Но уйти в степь ему не удалось. Едва они распрощались с Еленой и стариками Городенко, как Иволгин дотронулся до Колькиного локтя, предложил:
— Пройдемся… Надо сказать кое-что.
«О чем это он?» — насторожился Колька.
С моря наплывала разбойная, дремучая тишина. Боязно замирали улочки, притаивались за глухими заборами хаты, надвинув до бровей темные малахаи крыш. Даже звезды, оборвав на полуслове мерцание, желтели теперь неподвижно и пристально, словно прислушиваясь к каждому шороху моря.
Море спало. Укутанное ночью, оно забылось в черных провалах вод, уходящих в пучины. Его снов не могли потревожить ни ожоги звезд, изредка падавших с неба, ни острые лучи маяка: сны моря — всегда в глубинах. Они не доступны ни дневному свету, пи самым яростным бурям, ибо обитают в далях, где вечный мрак и покой. О них могли бы поведать лишь погибшие корабли, ушедшие в бездну; по корабли молчат, потому что сами превратились в зыбкие сны… Ночное море — таинственно и загадочно. Оцепеневший от его близости берег с нетерпением ожидал часа, когда на востоке проглянутся первые плесы рассвета и, разлившись по небу голубым половодьем, затопят скучные звезды, откроют дорогу солнцу, ветру, веселому гулу прибоя. Однако до утра еще было далеко — и сонные улочки торопливо глушили шаги капитана и Кольки.
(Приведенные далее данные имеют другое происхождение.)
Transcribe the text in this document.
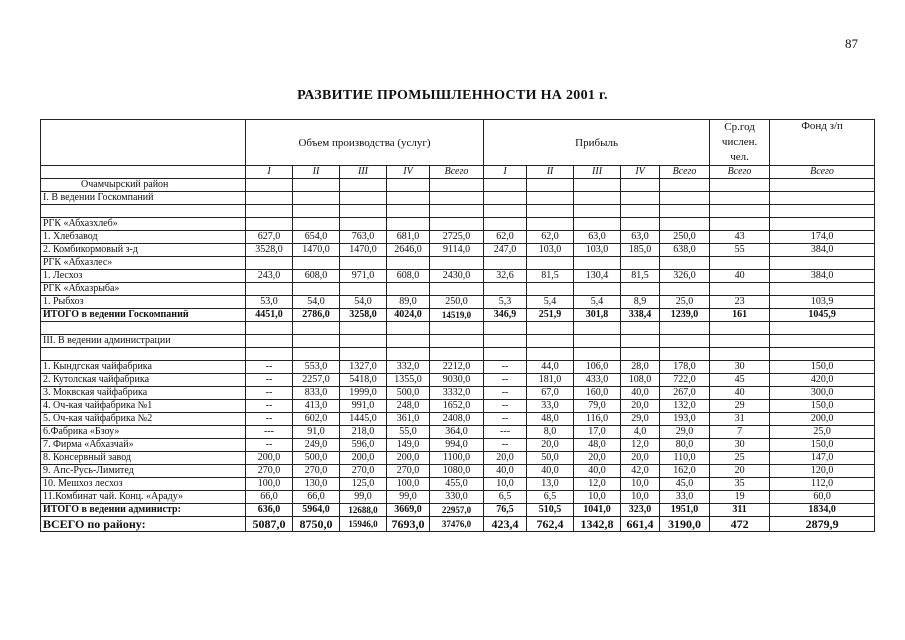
87
РАЗВИТИЕ ПРОМЫШЛЕННОСТИ НА 2001 г.
	Объем производства (услуг)					Прибыль					Ср.год числен. чел.	Фонд з/п
	I	II	III	IV	Всего	I	II	III	IV	Всего	Всего	Всего
Очамчырский район												
I. В ведении Госкомпаний												

РГК «Абхазхлеб»												
1. Хлебзавод	627,0	654,0	763,0	681,0	2725,0	62,0	62,0	63,0	63,0	250,0	43	174,0
2. Комбикормовый з-д	3528,0	1470,0	1470,0	2646,0	9114,0	247,0	103,0	103,0	185,0	638,0	55	384,0
РГК «Абхазлес»												
1. Лесхоз	243,0	608,0	971,0	608,0	2430,0	32,6	81,5	130,4	81,5	326,0	40	384,0
РГК «Абхазрыба»												
1. Рыбхоз	53,0	54,0	54,0	89,0	250,0	5,3	5,4	5,4	8,9	25,0	23	103,9
ИТОГО в ведении Госкомпаний	4451,0	2786,0	3258,0	4024,0	14519,0	346,9	251,9	301,8	338,4	1239,0	161	1045,9

III. В ведении администрации												

1. Кындгская чайфабрика	--	553,0	1327,0	332,0	2212,0	--	44,0	106,0	28,0	178,0	30	150,0
2. Кутолская чайфабрика	--	2257,0	5418,0	1355,0	9030,0	--	181,0	433,0	108,0	722,0	45	420,0
3. Моквская чайфабрика	--	833,0	1999,0	500,0	3332,0	--	67,0	160,0	40,0	267,0	40	300,0
4. Оч-кая чайфабрика №1	--	413,0	991,0	248,0	1652,0	--	33,0	79,0	20,0	132,0	29	150,0
5. Оч-кая чайфабрика №2	--	602,0	1445,0	361,0	2408,0	--	48,0	116,0	29,0	193,0	31	200,0
6.Фабрика «Бзоу»	---	91,0	218,0	55,0	364,0	---	8,0	17,0	4,0	29,0	7	25,0
7. Фирма «Абхазчай»	--	249,0	596,0	149,0	994,0	--	20,0	48,0	12,0	80,0	30	150,0
8. Консервный завод	200,0	500,0	200,0	200,0	1100,0	20,0	50,0	20,0	20,0	110,0	25	147,0
9. Апс-Русь-Лимитед	270,0	270,0	270,0	270,0	1080,0	40,0	40,0	40,0	42,0	162,0	20	120,0
10. Мешхоз лесхоз	100,0	130,0	125,0	100,0	455,0	10,0	13,0	12,0	10,0	45,0	35	112,0
11.Комбинат чай. Конц. «Араду»	66,0	66,0	99,0	99,0	330,0	6,5	6,5	10,0	10,0	33,0	19	60,0
ИТОГО в ведении администр:	636,0	5964,0	12688,0	3669,0	22957,0	76,5	510,5	1041,0	323,0	1951,0	311	1834,0
ВСЕГО по району:	5087,0	8750,0	15946,0	7693,0	37476,0	423,4	762,4	1342,8	661,4	3190,0	472	2879,9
— Завтра я уезжаю, — нарушил молчание Иволгин. — Получил телеграмму: срочно отзывают в часть.
— Как так? — даже остановился от изумления Колька. — Ведь отпуск же твой не кончился…
— Не кончился, — подтвердил Иволгин. — Да, видимо, обстановка требует. — И, медленно разминая папиросу, пояснил — не столько Кольке, сколько размышляя вслух: — На границе уже давно неспокойно. С немцами вплотную стоим: глаза в глаза, ствол в ствол.